2. When do matrix C and matrix Q lead to the same code, perhaps with a different correspondence between message words and code words?

The answer to the first is to use the answer to the second. Find a code with the same code words that is in IZ form, then find the error, and the original message in terms of the basis for which the matrix takes IZ form; then take the same linear combination of those basis vectors as the message is of them.

This sounds obscure but isn't. We first answer the second question, and then go through these steps.

Suppose we have a code matrix C; this matrix will describe a code whose code words are all the linear combinations of the rows of C.

We could take any set of M linearly independent code words (that is, linearly independent linear combinations of the rows of C) and make them into a matrix Q, and the linear combinations of Q's rows will be the same as the linear combinations of C's. This is little more than the statement that a linear combination of linear combinations is a linear combination.

For example, given the matrix we first gave as an example above,

C = 1 0 0 0 1 1 0

0 1 0 0 0 1 1

0 0 1 0 1 0 1

0 0 0 1 1 1 1,

we can replace the first row by its sum with the second and third, and get a new matrix Q

Q = 1 1 1 0 0 0 0

0 1 0 0 0 1 1

0 0 1 0 1 0 1

0 0 0 1 1 1 1,

which will have the same code words. Similarly, had we started with Q, by adding the second and third rows to the first we would get C.

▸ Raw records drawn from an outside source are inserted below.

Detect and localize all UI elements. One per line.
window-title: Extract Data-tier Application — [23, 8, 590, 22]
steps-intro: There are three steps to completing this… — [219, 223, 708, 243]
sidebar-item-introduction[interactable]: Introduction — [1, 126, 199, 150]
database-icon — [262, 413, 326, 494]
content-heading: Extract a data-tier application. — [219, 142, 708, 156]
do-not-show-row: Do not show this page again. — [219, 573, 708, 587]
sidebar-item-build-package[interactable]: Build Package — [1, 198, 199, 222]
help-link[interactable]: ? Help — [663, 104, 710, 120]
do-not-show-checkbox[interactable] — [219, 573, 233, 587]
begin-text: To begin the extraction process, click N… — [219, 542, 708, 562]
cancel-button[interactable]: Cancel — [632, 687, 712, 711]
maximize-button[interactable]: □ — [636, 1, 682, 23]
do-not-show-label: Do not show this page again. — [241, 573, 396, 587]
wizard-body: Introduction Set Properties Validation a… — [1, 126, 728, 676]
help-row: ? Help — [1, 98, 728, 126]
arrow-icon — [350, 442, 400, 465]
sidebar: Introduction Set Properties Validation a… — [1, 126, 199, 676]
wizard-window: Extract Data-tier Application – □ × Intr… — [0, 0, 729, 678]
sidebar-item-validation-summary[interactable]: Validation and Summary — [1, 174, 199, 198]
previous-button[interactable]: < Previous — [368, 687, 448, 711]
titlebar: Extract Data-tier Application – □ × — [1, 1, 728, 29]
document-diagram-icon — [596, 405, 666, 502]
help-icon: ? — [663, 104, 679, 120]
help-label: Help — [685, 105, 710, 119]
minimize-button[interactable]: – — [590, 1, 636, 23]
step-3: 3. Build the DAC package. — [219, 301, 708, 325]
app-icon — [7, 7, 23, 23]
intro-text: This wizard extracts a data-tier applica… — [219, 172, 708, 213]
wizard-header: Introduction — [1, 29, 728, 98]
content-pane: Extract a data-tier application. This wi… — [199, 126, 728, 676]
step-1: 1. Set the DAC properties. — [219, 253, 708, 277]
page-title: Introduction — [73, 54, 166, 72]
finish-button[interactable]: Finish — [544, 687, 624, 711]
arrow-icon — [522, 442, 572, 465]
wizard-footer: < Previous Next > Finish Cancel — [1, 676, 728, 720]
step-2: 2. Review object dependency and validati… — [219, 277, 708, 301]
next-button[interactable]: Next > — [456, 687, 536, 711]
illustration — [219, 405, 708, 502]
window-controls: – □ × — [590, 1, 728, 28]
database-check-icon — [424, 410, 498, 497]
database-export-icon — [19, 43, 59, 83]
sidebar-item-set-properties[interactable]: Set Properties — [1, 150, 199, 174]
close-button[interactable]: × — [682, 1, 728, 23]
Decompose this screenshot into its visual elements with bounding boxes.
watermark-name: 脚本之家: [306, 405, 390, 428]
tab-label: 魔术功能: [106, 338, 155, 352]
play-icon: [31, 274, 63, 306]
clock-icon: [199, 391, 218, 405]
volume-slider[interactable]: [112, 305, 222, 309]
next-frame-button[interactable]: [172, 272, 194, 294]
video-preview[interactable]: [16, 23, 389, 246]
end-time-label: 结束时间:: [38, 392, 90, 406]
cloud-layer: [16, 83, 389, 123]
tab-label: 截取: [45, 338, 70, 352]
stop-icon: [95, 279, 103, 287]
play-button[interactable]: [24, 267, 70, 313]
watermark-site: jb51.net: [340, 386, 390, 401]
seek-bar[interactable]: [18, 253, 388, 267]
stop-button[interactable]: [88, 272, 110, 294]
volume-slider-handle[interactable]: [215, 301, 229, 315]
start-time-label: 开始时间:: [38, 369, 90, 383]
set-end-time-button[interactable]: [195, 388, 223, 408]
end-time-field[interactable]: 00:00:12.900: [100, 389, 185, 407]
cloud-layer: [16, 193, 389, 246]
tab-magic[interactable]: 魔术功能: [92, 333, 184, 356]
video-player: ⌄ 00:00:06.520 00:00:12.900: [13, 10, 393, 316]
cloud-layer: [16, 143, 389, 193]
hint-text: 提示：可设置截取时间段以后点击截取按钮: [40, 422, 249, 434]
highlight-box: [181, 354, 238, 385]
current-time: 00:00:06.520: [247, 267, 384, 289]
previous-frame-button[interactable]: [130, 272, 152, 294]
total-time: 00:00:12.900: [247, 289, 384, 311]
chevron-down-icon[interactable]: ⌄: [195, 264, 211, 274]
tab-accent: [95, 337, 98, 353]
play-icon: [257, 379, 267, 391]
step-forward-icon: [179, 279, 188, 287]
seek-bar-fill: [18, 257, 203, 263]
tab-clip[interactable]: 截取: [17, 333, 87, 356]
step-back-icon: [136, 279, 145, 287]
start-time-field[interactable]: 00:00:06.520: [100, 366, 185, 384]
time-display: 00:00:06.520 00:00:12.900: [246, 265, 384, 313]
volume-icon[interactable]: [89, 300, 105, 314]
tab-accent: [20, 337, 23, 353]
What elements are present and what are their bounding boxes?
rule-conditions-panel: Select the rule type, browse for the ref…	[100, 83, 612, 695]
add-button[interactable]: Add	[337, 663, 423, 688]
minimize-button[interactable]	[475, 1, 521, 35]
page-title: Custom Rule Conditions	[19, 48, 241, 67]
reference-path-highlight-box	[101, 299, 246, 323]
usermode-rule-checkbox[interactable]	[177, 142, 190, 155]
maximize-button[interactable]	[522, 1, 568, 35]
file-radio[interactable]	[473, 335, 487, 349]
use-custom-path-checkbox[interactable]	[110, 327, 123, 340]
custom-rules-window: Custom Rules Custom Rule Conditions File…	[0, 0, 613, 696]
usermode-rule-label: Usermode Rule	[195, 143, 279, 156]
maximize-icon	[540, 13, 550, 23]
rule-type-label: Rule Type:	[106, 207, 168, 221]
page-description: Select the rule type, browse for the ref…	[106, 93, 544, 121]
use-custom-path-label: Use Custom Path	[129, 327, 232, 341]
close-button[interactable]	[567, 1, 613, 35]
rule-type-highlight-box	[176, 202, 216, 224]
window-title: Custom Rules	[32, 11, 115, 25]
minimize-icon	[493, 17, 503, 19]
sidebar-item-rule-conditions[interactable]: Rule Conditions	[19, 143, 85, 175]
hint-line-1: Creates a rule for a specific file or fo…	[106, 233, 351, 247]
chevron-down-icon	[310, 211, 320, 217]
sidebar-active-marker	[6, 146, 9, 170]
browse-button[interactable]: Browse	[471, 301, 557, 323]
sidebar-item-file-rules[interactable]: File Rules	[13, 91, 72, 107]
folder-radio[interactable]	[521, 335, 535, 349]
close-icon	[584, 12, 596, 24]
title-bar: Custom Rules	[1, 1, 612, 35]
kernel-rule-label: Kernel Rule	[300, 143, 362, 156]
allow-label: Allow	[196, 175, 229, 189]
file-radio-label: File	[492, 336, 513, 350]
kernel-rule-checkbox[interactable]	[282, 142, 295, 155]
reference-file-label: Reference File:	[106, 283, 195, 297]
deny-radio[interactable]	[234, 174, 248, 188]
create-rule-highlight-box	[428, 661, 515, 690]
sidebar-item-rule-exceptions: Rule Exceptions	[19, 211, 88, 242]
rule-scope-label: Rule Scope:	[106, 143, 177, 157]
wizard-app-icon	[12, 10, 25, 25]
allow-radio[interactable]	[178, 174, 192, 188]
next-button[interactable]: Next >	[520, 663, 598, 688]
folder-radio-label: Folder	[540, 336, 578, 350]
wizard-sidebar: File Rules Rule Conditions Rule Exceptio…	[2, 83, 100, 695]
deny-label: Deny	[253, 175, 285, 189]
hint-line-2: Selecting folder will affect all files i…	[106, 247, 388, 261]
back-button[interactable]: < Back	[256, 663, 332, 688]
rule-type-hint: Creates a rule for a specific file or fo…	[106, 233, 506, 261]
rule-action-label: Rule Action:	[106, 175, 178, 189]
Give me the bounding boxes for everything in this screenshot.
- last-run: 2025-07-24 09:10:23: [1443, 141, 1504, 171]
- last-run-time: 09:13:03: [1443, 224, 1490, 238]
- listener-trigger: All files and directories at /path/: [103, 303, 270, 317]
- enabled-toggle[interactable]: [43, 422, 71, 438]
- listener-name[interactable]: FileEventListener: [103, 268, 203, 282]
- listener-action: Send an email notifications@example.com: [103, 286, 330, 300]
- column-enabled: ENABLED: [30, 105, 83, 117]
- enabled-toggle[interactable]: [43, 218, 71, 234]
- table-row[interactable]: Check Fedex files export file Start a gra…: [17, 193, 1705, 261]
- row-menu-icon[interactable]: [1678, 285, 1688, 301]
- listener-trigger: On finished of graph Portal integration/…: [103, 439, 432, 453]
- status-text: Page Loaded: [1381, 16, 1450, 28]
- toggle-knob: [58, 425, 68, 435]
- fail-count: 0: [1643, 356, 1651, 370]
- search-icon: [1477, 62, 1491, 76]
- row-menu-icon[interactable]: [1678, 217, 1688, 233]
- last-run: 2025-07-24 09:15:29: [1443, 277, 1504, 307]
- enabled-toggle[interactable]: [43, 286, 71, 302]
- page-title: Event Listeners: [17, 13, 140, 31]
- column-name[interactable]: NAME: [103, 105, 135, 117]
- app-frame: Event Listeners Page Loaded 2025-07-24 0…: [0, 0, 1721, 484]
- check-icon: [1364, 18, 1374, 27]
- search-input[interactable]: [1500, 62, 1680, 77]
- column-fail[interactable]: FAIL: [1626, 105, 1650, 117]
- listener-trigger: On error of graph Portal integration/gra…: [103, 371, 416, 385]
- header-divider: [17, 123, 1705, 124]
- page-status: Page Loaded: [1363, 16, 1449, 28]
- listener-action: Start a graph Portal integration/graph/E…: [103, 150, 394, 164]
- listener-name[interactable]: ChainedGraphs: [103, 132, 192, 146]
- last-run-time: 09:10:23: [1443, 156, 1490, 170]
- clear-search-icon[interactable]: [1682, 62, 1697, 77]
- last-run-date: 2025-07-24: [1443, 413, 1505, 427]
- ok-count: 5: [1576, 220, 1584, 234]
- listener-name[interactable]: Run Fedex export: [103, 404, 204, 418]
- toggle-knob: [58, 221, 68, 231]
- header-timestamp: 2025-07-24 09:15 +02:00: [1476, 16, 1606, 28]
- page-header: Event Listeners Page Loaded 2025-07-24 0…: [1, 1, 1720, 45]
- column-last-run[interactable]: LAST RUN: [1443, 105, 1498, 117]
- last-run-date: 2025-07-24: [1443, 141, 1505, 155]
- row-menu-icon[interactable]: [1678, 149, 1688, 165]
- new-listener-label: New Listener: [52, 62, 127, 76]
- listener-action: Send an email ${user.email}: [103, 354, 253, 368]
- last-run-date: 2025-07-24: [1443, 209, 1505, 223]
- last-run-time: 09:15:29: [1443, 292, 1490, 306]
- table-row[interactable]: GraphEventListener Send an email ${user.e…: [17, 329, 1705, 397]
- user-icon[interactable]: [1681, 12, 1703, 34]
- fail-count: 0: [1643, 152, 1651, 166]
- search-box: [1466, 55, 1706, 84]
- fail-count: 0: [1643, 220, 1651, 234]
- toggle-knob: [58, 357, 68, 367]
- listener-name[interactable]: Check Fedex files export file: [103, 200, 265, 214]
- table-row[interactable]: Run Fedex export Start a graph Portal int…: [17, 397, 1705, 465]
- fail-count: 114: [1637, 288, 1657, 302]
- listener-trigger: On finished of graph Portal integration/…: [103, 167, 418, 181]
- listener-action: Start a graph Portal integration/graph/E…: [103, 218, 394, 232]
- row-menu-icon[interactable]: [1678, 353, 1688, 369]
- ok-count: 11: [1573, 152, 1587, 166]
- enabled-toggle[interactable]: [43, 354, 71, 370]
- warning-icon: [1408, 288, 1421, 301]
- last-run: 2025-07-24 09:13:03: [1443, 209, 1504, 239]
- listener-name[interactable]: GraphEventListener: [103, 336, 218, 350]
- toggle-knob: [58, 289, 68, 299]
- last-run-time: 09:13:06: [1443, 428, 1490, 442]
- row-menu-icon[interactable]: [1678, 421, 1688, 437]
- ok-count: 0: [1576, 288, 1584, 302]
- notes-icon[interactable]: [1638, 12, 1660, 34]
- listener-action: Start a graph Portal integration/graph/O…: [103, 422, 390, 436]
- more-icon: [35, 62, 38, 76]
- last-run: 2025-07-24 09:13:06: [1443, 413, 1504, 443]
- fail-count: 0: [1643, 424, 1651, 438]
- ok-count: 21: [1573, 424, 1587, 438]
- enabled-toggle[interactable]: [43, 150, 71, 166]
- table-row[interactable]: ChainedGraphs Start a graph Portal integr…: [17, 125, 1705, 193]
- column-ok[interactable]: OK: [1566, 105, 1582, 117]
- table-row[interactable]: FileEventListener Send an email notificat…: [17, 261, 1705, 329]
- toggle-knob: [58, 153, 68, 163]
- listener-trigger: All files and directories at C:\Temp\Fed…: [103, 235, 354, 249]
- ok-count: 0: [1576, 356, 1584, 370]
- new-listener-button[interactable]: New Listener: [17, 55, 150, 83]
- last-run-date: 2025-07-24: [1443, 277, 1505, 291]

The meaning of a coding matrix, say Q, is that the basis vector <j> gets code word given by the j-th row of Q. The preceding remarks tell us that if this is so then the vector (1110) gets the code word 1000110 in the code defined by Q..

Similar remarks hold in general. Given any encoding matrix Q , you can, by replacing rows with their sums with others judiciously, put it in IZ form. The rows of the new matrix will be the code words not of the <j> necessarily but rather of linear combinations of them.

If you keep track of which linear combinations get code words given by your IZ matrix, you can decode using it, and take the linear combination of these messages given by your decoding.

For example, suppose the coding matrix you were using was Q. Then when put in IZ form it becomes the matrix C above.

Suppose using the matrix C above we decoded our received message to (1100). Then we would decode this message as the sum of the messages whose code words were the first two rows of C. This is the sum of (1110) and (0100) so the decoding would give you (1010) as the original message.

We can put this procedure in a different perspective as follows. To go from Q to C we are actually multiplying on the left by the inverse of the first M columns of Q. This, after all, is what makes these first M columns into an identity matrix.

If we denote those columns by QM, then we have C = QM-1 Q, and C will be in IZ form. If we receive the word R and correct it to the code word sC, this will be sQM-1 Q, so our message m, will be sQM-1.

One more comment. We have assumed here that the first M columns of Q are an invertible matrix. If somehow this is not so, you can pick M other columns of Q that are invertible and rename them temporarily as the first M columns. If no M columns of Q are invertible your matrix Q is no damned good at all. Several messages will get the same code word, and the weight of their difference will be 0.

Exercises:

9.1 What is the number of message bits that can be handled using k check bits in a single error correcting code? Construct a single error correcting code with maximal M value for k=4.

9.2 Construct a coder and error finder and decoder for your code using a spreadsheet,

You input an 11 bit message; it should form the code word.

If you give a 15 bit received word it locates the error fixes it and gives the message

(matrix multiplication can be done with one tedious instruction judiciously copied)

fixing the error is easy if you give each row of D a numerical identifier; then you can locate which row of D   RD   is from its identifier, and correct the appropriate entry of R. A good identifier for a row of D is the number it represents in binary.)